In synopsis, the story is a cute postmodern conceit, a movie about the making of the movie we’re watching. (If only Anna Karina and Jean-Paul Belmondo marched out with a circus troupe at the end, we’d have the strangest Fellini parody ever made.) Godard is much less interested in dazzling us with a clever resolution than in exploring failure, however, and the plot becomes increasingly irrelevant just as its begins to cohere.

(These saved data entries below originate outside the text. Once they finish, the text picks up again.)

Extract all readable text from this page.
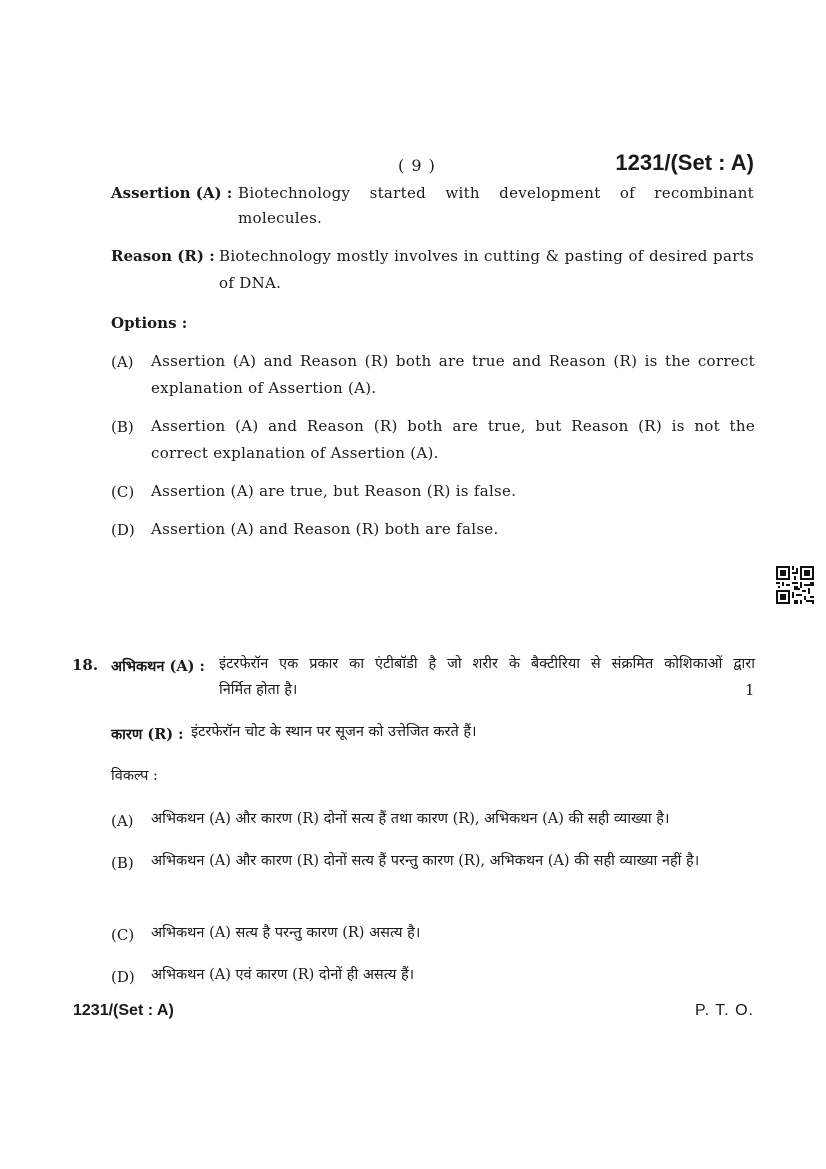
( 9 )	1231/(Set : A)
Assertion (A) : Biotechnology started with development of recombinant
molecules.
Reason (R) : Biotechnology mostly involves in cutting & pasting of desired parts
of DNA.
Options :
(A) Assertion (A) and Reason (R) both are true and Reason (R) is the correct explanation of Assertion (A).
(B) Assertion (A) and Reason (R) both are true, but Reason (R) is not the correct explanation of Assertion (A).
(C) Assertion (A) are true, but Reason (R) is false.
(D) Assertion (A) and Reason (R) both are false.
18. अभिकथन (A) : इंटरफेरॉन एक प्रकार का एंटीबॉडी है जो शरीर के बैक्टीरिया से संक्रमित कोशिकाओं द्वारा
निर्मित होता है।	1
कारण (R) : इंटरफेरॉन चोट के स्थान पर सूजन को उत्तेजित करते हैं।
विकल्प :
(A) अभिकथन (A) और कारण (R) दोनों सत्य हैं तथा कारण (R), अभिकथन (A) की सही व्याख्या है।
(B) अभिकथन (A) और कारण (R) दोनों सत्य हैं परन्तु कारण (R), अभिकथन (A) की सही व्याख्या नहीं है।
(C) अभिकथन (A) सत्य है परन्तु कारण (R) असत्य है।
(D) अभिकथन (A) एवं कारण (R) दोनों ही असत्य हैं।
1231/(Set : A)	P. T. O.
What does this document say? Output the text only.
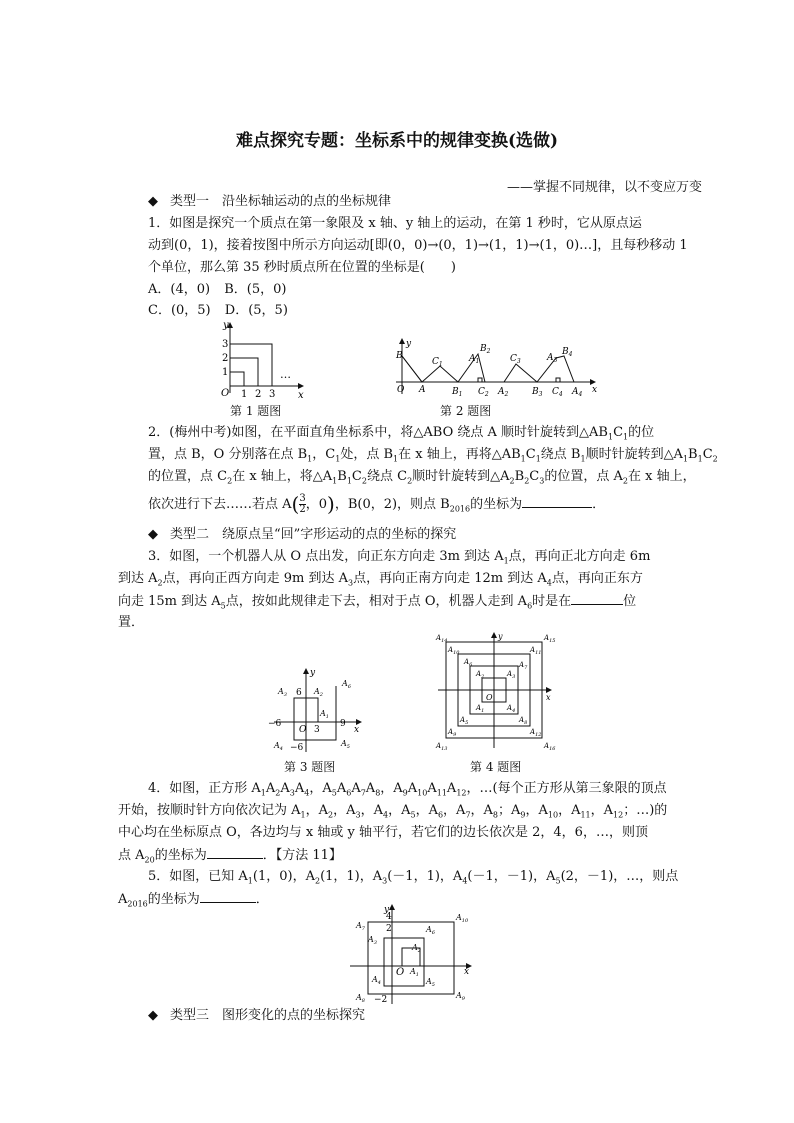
难点探究专题：坐标系中的规律变换(选做)
——掌握不同规律，以不变应万变
◆ 类型一　沿坐标轴运动的点的坐标规律
1．如图是探究一个质点在第一象限及 x 轴、y 轴上的运动，在第 1 秒时，它从原点运
动到(0，1)，接着按图中所示方向运动[即(0，0)→(0，1)→(1，1)→(1，0)…]，且每秒移动 1
个单位，那么第 35 秒时质点所在位置的坐标是(　　)
A．(4，0) B．(5，0)
C．(0，5) D．(5，5)
y
x
O 1 2 3
1
2
3
…
第 1 题图
y
x
O
B
A
$C_1$
$B_1$
$A_1$
$B_2$
$C_2$ $A_2$
$C_3$
$B_3$
$A_3$
$B_4$
$C_4$ $A_4$
第 2 题图
2．(梅州中考)如图，在平面直角坐标系中，将△ABO 绕点 A 顺时针旋转到$\triangle AB_1C_1$的位
置，点 B，O 分别落在点 $B_1$，$C_1$处，点 $B_1$在 x 轴上，再将$\triangle AB_1C_1$绕点 $B_1$顺时针旋转到$\triangle A_1B_1C_2$
的位置，点 $C_2$在 x 轴上，将$\triangle A_1B_1C_2$绕点 $C_2$顺时针旋转到$\triangle A_2B_2C_3$的位置，点 $A_2$在 x 轴上，
依次进行下去……若点 $A( \frac{3}{2}$ ，0)，B(0，2)，则点 $B_{2016}$的坐标为	．
◆ 类型二　绕原点呈“回”字形运动的点的坐标的探究
3．如图，一个机器人从 O 点出发，向正东方向走 3m 到达 $A_1$点，再向正北方向走 6m
到达 $A_2$点，再向正西方向走 9m 到达 $A_3$点，再向正南方向走 12m 到达 $A_4$点，再向正东方
向走 15m 到达 $A_5$点，按如此规律走下去，相对于点 O，机器人走到 $A_6$时是在	位
置．
y
x
O
$A_1$
$A_2$
$A_3$
$A_4$
$A_5$
$A_6$
6
−6
3
9
−6
第 3 题图
y
x
O
$A_1$
$A_2$	$A_3$
$A_4$
$A_5$
$A_6$	$A_7$
$A_8$
$A_9$
$A_{10}$	$A_{11}$
$A_{12}$
$A_{13}$
$A_{14}$	$A_{15}$
$A_{16}$
第 4 题图
4．如图，正方形 $A_1A_2A_3A_4$，$A_5A_6A_7A_8$，$A_9A_{10}A_{11}A_{12}$，…(每个正方形从第三象限的顶点
开始，按顺时针方向依次记为 $A_1$，$A_2$，$A_3$，$A_4$，$A_5$，$A_6$，$A_7$，$A_8$；$A_9$，$A_{10}$，$A_{11}$，$A_{12}$；…)的
中心均在坐标原点 O，各边均与 x 轴或 y 轴平行，若它们的边长依次是 2，4，6，…，则顶
点 $A_{20}$的坐标为	．【方法 11】
5．如图，已知 $A_1(1$，0)，$A_2(1$，1)，$A_3(-1$，1)，$A_4(-1$，－1)，$A_5(2$，－1)，…，则点
$A_{2016}$的坐标为	．
y
x
O
4
2
−2
$A_1$
$A_2$
$A_3$
$A_4$	$A_5$
$A_6$
$A_7$
$A_8$
$A_9$
$A_{10}$
◆ 类型三　图形变化的点的坐标探究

Most filmmakers use video for its immediacy, the easy association with documentary and home movies. Black and white film is reserved for period pieces, a fading art form standing in for the past. Godard inverts this usage, shooting the present in black and white and the past in supersaturated video. The second half of the film opens with an unearthly seascape, recast with roiling orange waves, blue sand and yellow sky. There’s no attempt to pass off the video as film: Godard (who has been working in video for 25 years now) instead embraces the differences in the media. Images erupt from stills or dissolve into multilayered, painterly washes of color and pixellation. The colors throb and pulsate, not recreating nature but reimagining it. It’s a singular approach to landscape, one that mines the familiar – the natural order itself – for lurking strangeness. Only Werner Herzog’s mirage film Fata Morgana and the deathly still landscapes of James Benning’s recent California trilogy (El Valley Centro, Los and Sogobi) provide comparably original approaches to nature photography.

At one point the question is posed, "To what extent does memory help us reclaim our lives?" In Praise of Love provides no comforting answer: memory fails everyone in this film, offering false hopes and creating impossible desires, leaving nothing substantial in its wake. This is an old man’s film, aching with loss and despair, bitterly aware of its own ineffectuality as it rails against the bullying influx of American culture and the spectacle of Americans happily replacing history with technology. The only solace offered is the film’s own beauty. It’s enough.